By this time the courtyard, the steps and terraces of the Hospital were a scene of the most ghastly confusion. The wounded were still being carried out and still lay, wrapped in blankets, on the terraces; those who could sit or stand sat or stood. Ambulance cars jostled each other in the courtyard. Red Cross nurses dressed for departure were grouped despairingly about their luggage. Other nurses, who were not dressed for departure, who still remained superintending the removal of their wounded, paid no attention to these groups and their movements and their cries. The Hospital had cast off all care for any but its wounded.

Women seized hold of other women for guidance and instruction, and received none. Nobody was rudely shaken off—they were all, in fact, very kind to each other—but nobody had time or ability to attend to anybody else.

Somebody seized hold of the Commandant and sent us both off to look for the kitchen and for a sack of loaves which we would find in it. We were to bring the sack of loaves out as quickly as we could. We went off and found the kitchen, we found several kitchens; but we couldn't find the sack of loaves, and had to go back without it. When we got back the lady who had commandeered the sack of loaves was no more to be seen on the terrace.
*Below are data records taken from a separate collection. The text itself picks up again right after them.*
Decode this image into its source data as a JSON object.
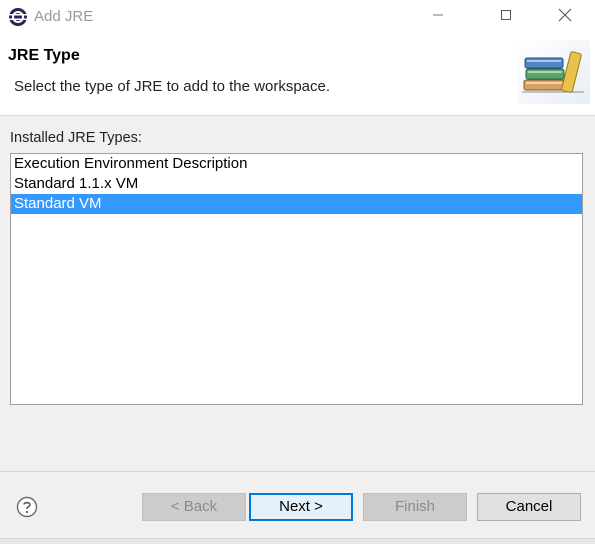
{
  "window": {
    "title": "Add JRE",
    "app_icon": "eclipse-icon",
    "controls": [
      "minimize-icon",
      "maximize-icon",
      "close-icon"
    ]
  },
  "header": {
    "title": "JRE Type",
    "description": "Select the type of JRE to add to the workspace.",
    "banner_icon": "books-icon"
  },
  "main": {
    "list_label": "Installed JRE Types:",
    "jre_types": [
      {
        "label": "Execution Environment Description",
        "selected": false
      },
      {
        "label": "Standard 1.1.x VM",
        "selected": false
      },
      {
        "label": "Standard VM",
        "selected": true
      }
    ]
  },
  "footer": {
    "help_icon": "help-icon",
    "back_label": "< Back",
    "next_label": "Next >",
    "finish_label": "Finish",
    "cancel_label": "Cancel"
  },
  "colors": {
    "selection": "#3399ff",
    "default_button_border": "#0078d7",
    "disabled_text": "#8c8c8c"
  }
}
While we waited on the steps somebody remarked that there was a German aeroplane in the sky and that it was going to drop a bomb. There was. It was sailing high over the houses on the other side of the street. And it dropped its bomb right in front of us, above an enormous building not fifty yards away.

We looked, fascinated. We expected to see the building knocked to bits and flying in all directions. The bomb fell. And nothing happened. Nothing at all.